Tuesday, July 26, 2011

Acanthamoeba Microscopic Free-living Amoeba

Acanthamoeba is a microscopic free-living amoeba that can cause infections rare but serious eye, skin and central nervous system.

The amoeba is found all over the world in the environment in water and soil. The amoeba can be transmitted to the eye through the use of contact lenses, cuts or sores on the skin or be inhaled into the lungs. Most people will be exposed to Acanthamoeba during their lifetime, but few become ill from this exposure.

The three diseases caused by Acanthamoeba are:

Acanthamoeba keratitis – An infection of the eye that typically occurs in healthy persons and can result in permanent visual impairment or blindness.

Granulomatous Amebic Encephalitis (GAE) – A serious infection of the brain and spinal cord that typically occurs in persons with a compromised immune system.

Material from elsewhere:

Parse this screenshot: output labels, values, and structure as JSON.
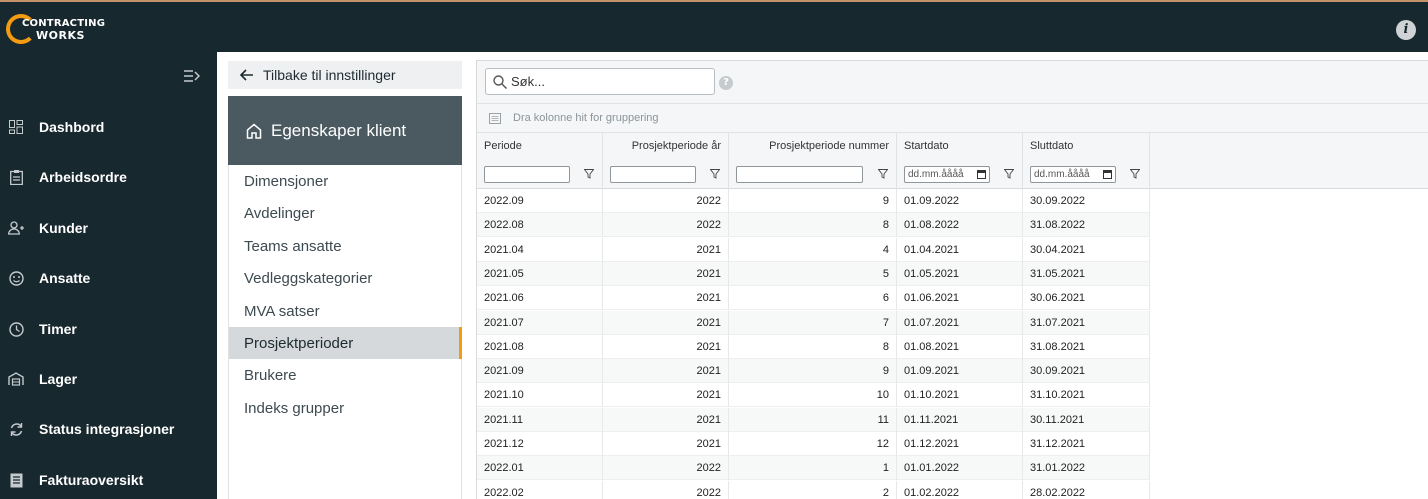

Disseminated infection – A widespread infection that can affect the skin, sinuses, lungs, and other organs independently or in combination. It is also more common in persons with a compromised immune system.

Monday, July 18, 2011

ACE: Adverse Childhood Experiences Learning

The Adverse Childhood Experiences (ACE) Study is one of the largest investigations ever guided on to assess associations between childhood maltreatment and later-life health and well-being. The study is a collaboration between the Centers for Disease Control and Prevention and Kaiser Permanente's Health Estimation Clinic in San Diego.

More than 17,000 Health Maintenance Organization (HMO) members undergoing a comprehensive physical examination took to provide detailed information about their childhood experience of abuse, neglect, and family dysfunction. To date, more than 50 scientific articles have been issued and more than100 conference and workshop presentations have been made.

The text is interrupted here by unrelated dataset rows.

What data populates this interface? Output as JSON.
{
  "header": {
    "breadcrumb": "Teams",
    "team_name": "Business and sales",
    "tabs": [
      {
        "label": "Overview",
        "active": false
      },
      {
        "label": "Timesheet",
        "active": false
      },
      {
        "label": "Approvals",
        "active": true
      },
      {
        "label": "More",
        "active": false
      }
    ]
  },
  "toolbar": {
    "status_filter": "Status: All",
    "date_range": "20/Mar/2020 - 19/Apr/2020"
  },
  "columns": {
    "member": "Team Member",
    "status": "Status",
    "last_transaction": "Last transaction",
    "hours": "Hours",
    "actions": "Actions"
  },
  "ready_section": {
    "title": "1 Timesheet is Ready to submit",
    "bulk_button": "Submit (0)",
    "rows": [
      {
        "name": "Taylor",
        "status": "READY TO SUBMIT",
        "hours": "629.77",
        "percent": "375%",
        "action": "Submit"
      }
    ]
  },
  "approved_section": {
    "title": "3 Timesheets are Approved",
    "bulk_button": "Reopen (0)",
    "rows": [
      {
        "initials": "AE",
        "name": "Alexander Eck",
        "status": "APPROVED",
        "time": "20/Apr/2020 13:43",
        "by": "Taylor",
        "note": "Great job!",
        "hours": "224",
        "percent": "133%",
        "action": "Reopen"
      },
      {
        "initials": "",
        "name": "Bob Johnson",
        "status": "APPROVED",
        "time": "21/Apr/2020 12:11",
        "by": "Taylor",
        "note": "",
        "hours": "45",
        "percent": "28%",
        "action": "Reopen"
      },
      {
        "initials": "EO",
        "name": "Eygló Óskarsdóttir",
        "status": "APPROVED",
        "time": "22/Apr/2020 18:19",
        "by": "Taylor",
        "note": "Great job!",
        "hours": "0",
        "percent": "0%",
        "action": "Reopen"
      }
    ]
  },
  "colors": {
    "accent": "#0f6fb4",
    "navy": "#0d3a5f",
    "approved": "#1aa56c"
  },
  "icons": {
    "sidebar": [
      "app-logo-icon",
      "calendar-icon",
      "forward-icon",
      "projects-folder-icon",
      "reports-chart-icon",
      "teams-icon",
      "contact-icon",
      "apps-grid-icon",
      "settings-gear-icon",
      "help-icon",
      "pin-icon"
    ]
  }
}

The ACE Study findings propose that certain experiences are major risk factors for the leading causes of illness and death as well as poor quality of life in the United States. Progress in preventing and recovering from the nation's worst health and social problems is potential to benefit from understanding that many of these problems arise as a consequence of adverse childhood experiences.

Wednesday, July 13, 2011

Child Maltreatment Prevention

kid maltreatment includes all types of abuse and neglect of a child under the age of 18 by a parent, caregiver, or different person in a custodial role (e.g., clergy, coach, teacher).

There are four common types of abuse:

1. Physical Abuse

2. Sexual Abuse

3. Emotional Abuse

4. Neglect

CDC’s research and programs work to understand the problem of kid maltreatment and prevent it before it begins.